26 diciembre, 2010
Estatuas derribadas
A la estatua de Lenin la habían colocado en el espacio junto a la escalera, debajo del techo inclinado sobre el segundo tramo. Un lugar que podría haber ocupado una planta o un mueble inútil. La abuela solía sentarse al lado porque en invierno siempre estaba caliente debido a una conjunción absurda de calefactores. Le hablaba de tiempos pasados como si se tratara de un viejo amigo. En cambio la estatua de Stalin estaba en la carbonera, medio ladeada y sostenida por la frente, a punto de caerse. El abuelo lo tenía castigado allí, como a un chico desobediente. “Fue un gran cabrón éste”, decía el viejo, “la verdad es que nos jodió la vida”.

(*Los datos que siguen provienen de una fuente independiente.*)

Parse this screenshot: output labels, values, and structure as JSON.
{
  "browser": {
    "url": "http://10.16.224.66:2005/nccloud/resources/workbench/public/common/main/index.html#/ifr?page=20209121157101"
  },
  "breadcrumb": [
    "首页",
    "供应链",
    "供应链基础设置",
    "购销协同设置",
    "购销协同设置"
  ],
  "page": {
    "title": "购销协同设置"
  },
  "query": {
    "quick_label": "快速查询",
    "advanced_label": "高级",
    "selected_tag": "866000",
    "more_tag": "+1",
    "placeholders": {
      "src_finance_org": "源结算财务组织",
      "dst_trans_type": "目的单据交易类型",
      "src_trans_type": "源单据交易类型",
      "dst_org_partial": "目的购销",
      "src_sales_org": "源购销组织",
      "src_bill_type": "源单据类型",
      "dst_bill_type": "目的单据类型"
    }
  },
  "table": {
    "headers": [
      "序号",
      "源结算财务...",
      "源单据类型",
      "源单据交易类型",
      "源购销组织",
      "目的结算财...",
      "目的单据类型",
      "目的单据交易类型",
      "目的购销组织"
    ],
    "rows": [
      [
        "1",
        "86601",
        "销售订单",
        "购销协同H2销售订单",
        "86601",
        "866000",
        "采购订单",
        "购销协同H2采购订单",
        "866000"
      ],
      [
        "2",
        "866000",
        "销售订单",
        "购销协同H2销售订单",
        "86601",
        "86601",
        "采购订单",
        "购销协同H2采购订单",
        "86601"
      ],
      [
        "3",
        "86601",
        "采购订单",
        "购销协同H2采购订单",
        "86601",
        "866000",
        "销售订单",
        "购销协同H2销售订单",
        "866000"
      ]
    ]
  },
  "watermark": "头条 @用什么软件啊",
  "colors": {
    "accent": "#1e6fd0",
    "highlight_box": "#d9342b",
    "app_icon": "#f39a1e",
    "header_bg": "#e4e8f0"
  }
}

Cuando le preguntábamos a la abuela por qué no habían relegado a Lenin a la carbonera, nos respondía inefablemente: “Yo creo que fue un buen hombre, no merecía ir a parar al sótano, como el otro”. A Stalin nunca lo mencionaba por su nombre, como si fuera el demonio.
Una vez el abuelo mencionó de paso a un tal Trotsky. Le preguntamos quién era. Respondió que tal vez habría sido una esperanza de éxito. Después se quedó pensando un rato y añadió que en verdad no estaba seguro. No nos atrevimos a preguntarle por qué no teníamos una estatua del tal Trotsky.